Nach Meinung der Experten in der CEN-Arbeitsgruppe gehören zum Beispiel die medizinischen Daten eines Neugeborenen nicht dort hinein. Es gibt Staaten, die das anders sehen und praktizieren. Im Zuge der Einführung einer harmonisierten Europäischen Geburtsurkunde wird man sich über die enthaltenen Daten unter Berücksichtigung der DSGVO einigen müssen.

Bleibt noch die Bindung der Geburtsurkunde an die Person, für die diese ausgestellt wurde: Die technische Umsetzung dieser Aufgabe basiert auf Biometrie . An Lösungen zur Erhebung von Fingerabdrücken bei Neugeborenen wird allerdings noch geforscht.

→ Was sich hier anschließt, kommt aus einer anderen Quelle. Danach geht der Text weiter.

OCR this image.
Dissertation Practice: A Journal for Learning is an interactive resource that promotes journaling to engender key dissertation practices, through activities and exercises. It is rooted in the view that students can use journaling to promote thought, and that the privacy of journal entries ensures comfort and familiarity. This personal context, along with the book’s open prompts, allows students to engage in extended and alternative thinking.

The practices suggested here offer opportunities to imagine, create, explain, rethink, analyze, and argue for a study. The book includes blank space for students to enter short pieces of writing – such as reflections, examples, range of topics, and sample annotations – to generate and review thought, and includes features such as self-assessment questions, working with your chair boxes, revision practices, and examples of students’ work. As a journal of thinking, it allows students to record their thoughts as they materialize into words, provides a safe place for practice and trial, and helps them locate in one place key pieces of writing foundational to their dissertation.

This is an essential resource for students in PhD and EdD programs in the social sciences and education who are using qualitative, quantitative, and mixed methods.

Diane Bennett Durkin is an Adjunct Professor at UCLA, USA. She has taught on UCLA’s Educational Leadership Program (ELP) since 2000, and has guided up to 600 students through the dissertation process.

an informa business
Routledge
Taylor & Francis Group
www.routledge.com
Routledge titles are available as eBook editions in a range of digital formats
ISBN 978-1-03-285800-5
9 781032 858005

Bereits möglich, aber kontrovers diskutiert, ist die Verwendung des sogenannten genetischen Fingerabdrucks.

Welche Art biometrischer Daten soll es also sein? Die wissenschaftliche Community wird dazu weitere Vorschläge machen. Auch wird man Lösungen zur nachträglichen Aktualisierung und Erweiterung der Dokumente und Datensätze benötigen. Wenn Menschen altern, verändern sich auch die biometrischen Daten.

Außerdem müssen in einem physischen Dokument ohne Smartcard-Komponente die Daten sehr kompakt vorliegen. Aktuelle Lösungen mit Barcodes können das nur eingeschränkt leisten, insbesondere weil sie selbst nicht zu groß werden dürfen. Und nicht zuletzt kann Interoperabilität nur geschaffen werden, wenn mit internationalen Datenstandards gearbeitet wird.

Ausblick

Innerhalb der nächsten zwei Jahre wird ein Rahmenwerk entstehen, anhand dessen wir damit beginnen können, die europäischen Breeder Documents auf ein modernes, sicheres und zeitgemäßes Fundament zu stellen. Dieser Prozess wird sehr wahrscheinlich Jahrzehnte dauern. Die lange Dauer ist jedoch kein Grund, nicht damit anzufangen.

Die Harmonisierung und interoperable Verwendbarkeit von Breeder Documents ist ein Thema von herausgehobener Bedeutung für die Europäische Union. Aus diesem Grund arbeitet die CEN-Arbeitsgruppe eng mit wichtigen europäischen Stakeholdern zusammen. Es gibt auch über Europa hinaus erhebliches Interesse an den Arbeiten. So wird die New Technologies Working Group (NTWG) der ICAO regelmäßig über die zu erarbeitende Technische Spezifikation informiert.

Europa hat auf diesem Gebiet die Technologieführerschaft. Machen wir das Beste daraus.